McLeod v. Building & Loan Assn. of Jackson, 168 Miss. 457, 151 So. 151 (1933), held that parol evidence was not admissible to show that the grantees did not intend to assume the grantor's debt secured by trust deed, where grantees' assumption of the indebtedness was evidenced by a written instrument. It was said also that the mortgagee in a suit for a deficiency judgment could recover against both the original mortgagor and his grantee who assumed the debt. To the same effect is Gilliam v. McLemore, 141 Miss. 253, 106 So. 99 (1925).

(Hn 7) An agreement by the grantee of mortgaged premises to assume and pay the mortgage debt inures to the benefit of the holder of the mortgage.

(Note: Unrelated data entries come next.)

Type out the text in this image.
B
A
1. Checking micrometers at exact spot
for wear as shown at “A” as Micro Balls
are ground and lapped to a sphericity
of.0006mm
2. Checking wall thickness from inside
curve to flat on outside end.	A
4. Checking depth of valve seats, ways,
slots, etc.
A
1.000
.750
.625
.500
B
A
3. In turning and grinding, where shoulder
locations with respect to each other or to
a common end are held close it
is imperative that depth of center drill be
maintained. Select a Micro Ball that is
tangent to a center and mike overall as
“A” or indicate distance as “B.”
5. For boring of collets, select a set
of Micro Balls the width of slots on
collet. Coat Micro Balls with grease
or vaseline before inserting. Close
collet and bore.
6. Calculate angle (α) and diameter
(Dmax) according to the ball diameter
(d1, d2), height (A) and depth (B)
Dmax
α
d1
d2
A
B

Hence a grantee who has thus assumed it incurs a personal liability to the mortgagee. 59 C.J.S., Mortgages, sec. 418, 416. (Hn 8) And since there was no agreement by Choctaw to accept the grantee in place of the Hemphills as a debtor, the assumption of the mortgage by Smith did not deprive the mortgagee of any rights it possessed against the mortgagors, or relieve the latter from liability for the debt. 59 C.J.S., Mortgages, sec. 415.

(Hn 9) Moreover, a grantee, such as Smith, is not relieved of liability by conveying the property to a third person, whether in conveying he exacts, or neglects to exact (as here) a promise of assumption from his grantee. 37 Am. Jur., Mortgages, sec. 1005. There is no merit in other subsidiary issues raised by appellants.

Affirmed.

McGehee, C.J., and Arrington, McElroy and Rodgers, JJ., concur.